White mahogany (Clemson, p.73) is a major honey and pollen producing tree of the Northern NSW and Southern Queensland coastal ranges, flowering in late spring and early summer.
The pollen appears to be of good quality with a crude protein of 18.6% to 24.7%. However, the essential amino-acid iso-leucine is very low. On occasions valine and threonine are also low (Table 30). This will greatly reduce the digestibility of this pollen to that of a pollen containing 13% to 15% digestible crude protein. This level is low for hard working bees.
White mahogany, as well as producing large quantities of pollen, usually produces plenty of honey. If there is no other major pollen source when white mahogany is flowering and there is a good honey flow, the bees will be weakened by the experience. This can be observed by the brood nest being decreased in size, and hive populations being reduced, especially if grey ironbark or brush box is flowering at the same time.

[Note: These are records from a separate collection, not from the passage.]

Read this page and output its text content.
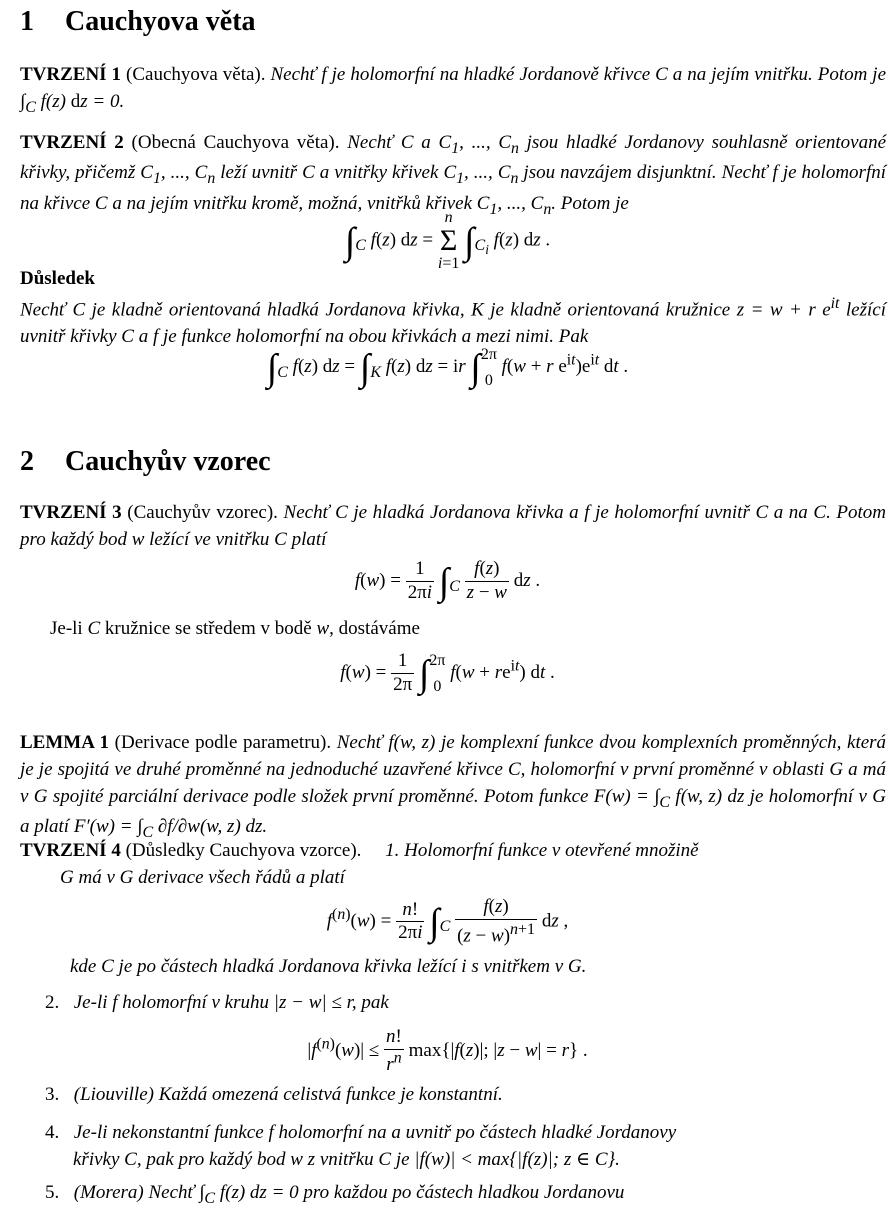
1 Cauchyova věta

TVRZENÍ 1 (Cauchyova věta). Nechť f je holomorfní na hladké Jordanově křivce C a na jejím vnitřku. Potom je $\int_C$ f(z) dz = 0.

TVRZENÍ 2 (Obecná Cauchyova věta). Nechť C a $C_1$, ..., $C_n$ jsou hladké Jordanovy souhlasně orientované křivky, přičemž $C_1$, ..., $C_n$ leží uvnitř C a vnitřky křivek $C_1$, ..., $C_n$ jsou navzájem disjunktní. Nechť f je holomorfní na křivce C a na jejím vnitřku kromě, možná, vnitřků křivek $C_1$, ..., $C_n$. Potom je

$\int_C$ f(z) dz =
n
Σ
i=1
$\int_{C_i}$ f(z) dz .

Důsledek

Nechť C je kladně orientovaná hladká Jordanova křivka, K je kladně orientovaná kružnice z = w + r $e^{it}$ ležící uvnitř křivky C a f je funkce holomorfní na obou křivkách a mezi nimi. Pak

$\int_C$ f(z) dz = $\int_K$ f(z) dz = ir ∫ 2π
0
f(w + r $e^{it})e^{it}$ dt .
2 Cauchyův vzorec

TVRZENÍ 3 (Cauchyův vzorec). Nechť C je hladká Jordanova křivka a f je holomorfní uvnitř C a na C. Potom pro každý bod w ležící ve vnitřku C platí

$f(w) = \frac{1}{2\pi i} \int_C \frac{f(z)}{z - w}$ dz .

Je-li C kružnice se středem v bodě w, dostáváme

$f(w) = \frac{1}{2\pi}$ ∫ 2π
0
$f(w + re^{it})$ dt .

LEMMA 1 (Derivace podle parametru). Nechť f(w, z) je komplexní funkce dvou komplexních proměnných, která je je spojitá ve druhé proměnné na jednoduché uzavřené křivce C, holomorfní v první proměnné v oblasti G a má v G spojité parciální derivace podle složek první proměnné. Potom funkce $F(w) = \int_C$ f(w, z) dz je holomorfní v G a platí $F'(w) = \int_C$ ∂f/∂w(w, z) dz.

TVRZENÍ 4 (Důsledky Cauchyova vzorce). 1. Holomorfní funkce v otevřené množině

G má v G derivace všech řádů a platí

$f^{(n)}(w) = \frac{n!}{2\pi i} \int_C \frac{f(z)}{(z - w)^{n+1}}$ dz ,

kde C je po částech hladká Jordanova křivka ležící i s vnitřkem v G.

2. Je-li f holomorfní v kruhu |z − w| ≤ r, pak
$|f^{(n)}(w)| \le \frac{n!}{r^n} \max\{|f(z)|$; |z − w| = r} .
3. (Liouville) Každá omezená celistvá funkce je konstantní.
4. Je-li nekonstantní funkce f holomorfní na a uvnitř po částech hladké Jordanovy
křivky C, pak pro každý bod w z vnitřku C je |f(w)| < max{|f(z)|; z ∈ C}.
5. (Morera) Nechť $\int_C$ f(z) dz = 0 pro každou po částech hladkou Jordanovu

The feeding of protein such as soyflour and pollen to the bees, in the form of a patty in the hive, may enable bees to continue breeding. Do not feed soyflour in an open feeding station, as bees will not collect this flour while working white mahogany.
However, if the tree does not produce a good crop of honey, the quantity of pollen collected by the bees may stimulate them to swarm. This often occurs early in the season, before nectar secretion occurs.
If white mahogany produces pollen in large quantities it would be useful to collect and use as feedback to bees. However, using it as a mix with soyflour would be better than using it by itself as a bee feed. The soyflour would provide additional iso-leucine and valine, as well as increasing the total crude protein.